Por Mariana Gonçalves (mariana.vick.goncalves@gmail.com)
Faz quatro meses desde que militantes do coletivo Luta do Transporte no Extremo Sul decidiram bater de frente, pela primeira vez, com o prefeito Fernando Haddad, ex-professor na pós-graduação em Ciência Política da Universidade de São Paulo (USP). O protesto fora marcado para acontecer na própria universidade, onde, no dia – era 27 de abril –, Haddad ministraria aula sobre “direito à cidade”. Cerca de quarenta pessoas, residentes da região de Parelheiros – sobretudo dos bairros de Marsilac, Barragem, Jusa e Bosque do Sol –, ocuparam a sala de aula e levantaram cartaz com os dizeres: “Haddad, como é que pode? Nosso bairro não tem transporte”. Apesar do desconforto do professor e de estudantes, o coletivo, que reivindicava a implantação de três linhas de ônibus de caráter rural, atingiu seu objetivo: dada a pressão, Haddad assinou documento em que se comprometia a comparecer à reunião onde se discutiriam as possibilidades de implantá-las.

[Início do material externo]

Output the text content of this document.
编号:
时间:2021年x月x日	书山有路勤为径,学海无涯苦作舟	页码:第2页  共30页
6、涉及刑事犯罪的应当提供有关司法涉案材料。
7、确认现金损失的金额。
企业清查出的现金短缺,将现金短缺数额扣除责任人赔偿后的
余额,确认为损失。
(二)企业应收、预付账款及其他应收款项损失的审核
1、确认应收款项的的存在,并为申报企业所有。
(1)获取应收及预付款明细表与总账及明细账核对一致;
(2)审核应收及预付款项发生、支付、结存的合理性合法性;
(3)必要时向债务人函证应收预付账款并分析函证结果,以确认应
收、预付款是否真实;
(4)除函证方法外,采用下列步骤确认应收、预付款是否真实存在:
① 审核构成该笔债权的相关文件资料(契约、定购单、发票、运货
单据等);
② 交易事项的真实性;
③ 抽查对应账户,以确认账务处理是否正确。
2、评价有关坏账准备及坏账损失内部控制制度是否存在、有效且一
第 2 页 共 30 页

O coletivo Luta do Transporte no Extremo Sul surgiu em agosto de 2013, em meio às manifestações que ocorriam contra o recente aumento de vinte centavos nas passagens de ônibus em São Paulo. Segundo ativistas do Movimento Passe Livre (MPL), em entrevista ao Roda Viva, a tarifa paulistana era a mais cara do mundo àquela altura. Luize Tavares, membro da Luta, conversou com a reportagem sobre o movimento. Ela dá alguns de seus princípios: independência, horizontalidade e – diferente de anti-partidarismo, ressalta – apartidarismo. “É um coletivo autônomo. Acreditamos que são as pessoas diretamente envolvidas na luta as responsáveis pelas escolhas do movimento. Não dependemos de organizações externas, de oportunismo politiqueiro ou de financiamento”. Sem sede, líder ou recursos financeiros , os membros do coletivo, quando empreendem ações que demandam dinheiro, são auxiliados por sindicatos e pessoas autônomas. “Há muitas que apoiam”.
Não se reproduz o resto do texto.